An investment fund is a collective management tool: the financial resources of various people are pooled and jointly invested in the financial markets.  In this way an investor, by participating in a fund, entrusts his/her savings to one or more finance professionals organised in the form of a management company.  The “money managers” will handle the search for the most profitable way of investing the fund’s assets choosing from shares, bonds, liquid assets and diversifying between geographical areas, product sectors or issuer capitalisation according to the operating limits of the fund in question.  A private investor who subscribes the fund’s units, even with small amounts of capital, is able to diversify his/her investments: with a high amount of money, in fact, the funds can be distributed over a greater number of securities than would be possible for individual investors.  In this way it should be feasible to reduce the systematic risk.

 

The funds can be differentiated between open-ended funds and closed-end funds.
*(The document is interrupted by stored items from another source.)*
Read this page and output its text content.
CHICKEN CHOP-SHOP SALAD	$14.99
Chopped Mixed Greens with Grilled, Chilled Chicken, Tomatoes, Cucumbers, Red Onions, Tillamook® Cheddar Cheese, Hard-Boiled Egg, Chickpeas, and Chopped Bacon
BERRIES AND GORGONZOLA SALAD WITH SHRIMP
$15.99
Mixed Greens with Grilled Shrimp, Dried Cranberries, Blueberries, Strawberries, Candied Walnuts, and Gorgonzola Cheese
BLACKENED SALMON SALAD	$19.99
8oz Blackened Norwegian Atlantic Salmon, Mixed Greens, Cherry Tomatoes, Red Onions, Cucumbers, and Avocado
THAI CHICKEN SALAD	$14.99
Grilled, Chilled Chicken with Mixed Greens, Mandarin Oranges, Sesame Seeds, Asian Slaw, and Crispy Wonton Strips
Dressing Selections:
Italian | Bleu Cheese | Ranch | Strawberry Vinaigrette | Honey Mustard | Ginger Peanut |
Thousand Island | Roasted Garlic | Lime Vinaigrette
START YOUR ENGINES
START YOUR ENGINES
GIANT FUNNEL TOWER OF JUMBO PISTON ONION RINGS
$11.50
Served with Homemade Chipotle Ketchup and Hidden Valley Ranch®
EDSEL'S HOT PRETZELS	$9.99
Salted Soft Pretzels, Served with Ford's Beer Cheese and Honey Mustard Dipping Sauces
The former may be subscribed at any time, and at any time it is possible to obtain full or partial reimbursement of the capital contributed.  For such purpose, usually the funds constantly maintain part of their portfolio in liquid assets: this may adversely affect the performance of the financial instrument, but at least it ensures that units can be divested quickly and easily.  It is possible to participate in open-ended investment funds through placement on the part of the actual Management Companies, Stock Brokerage Companies (via Financial Advisors) and Credit Institutions.

Closed-end funds, on the other hand, have an asset base that is fixed and contributed at the time of its formation.  Sometimes timing windows are provided during which it is possible to carry out new investments or request redemption, but normally such possibilities are quite limited and uncommon.  These collective investment tools can therefore only be subscribed during a certain period of time and the repayment of capital may only be requested on the fund’s maturity or after a certain number of years.  Outside of these periods of time the units of a closed-end fund can only be bought and sold on the Stock Exchange.  Whilst the investment is scarcely liquidable, in this case the managers are able to plan longer-term investments and do not need to “park” resources in liquid assets.  In theory, therefore, closed-end funds can be more profitable.

 

As regards the remuneration of subscribers we can differentiate between accumulation funds, where the results of management are not distributed to investors but are automatically reinvested in the fund and progressively capitalised and distribution funds, where interest payments, dividends and premiums are paid directly to the investors.

 

The so-called umbrella funds are a group of complementary funds which are normally managed by the same company.  The main characteristic concerns the fact that the investor can switch from one fund to another easily, quickly and with limited expenses.  This enables sector or geographic rotations in order to take better advantage of the various market opportunities, but also the transfer from one asset class to another (for example from bond to equity funds).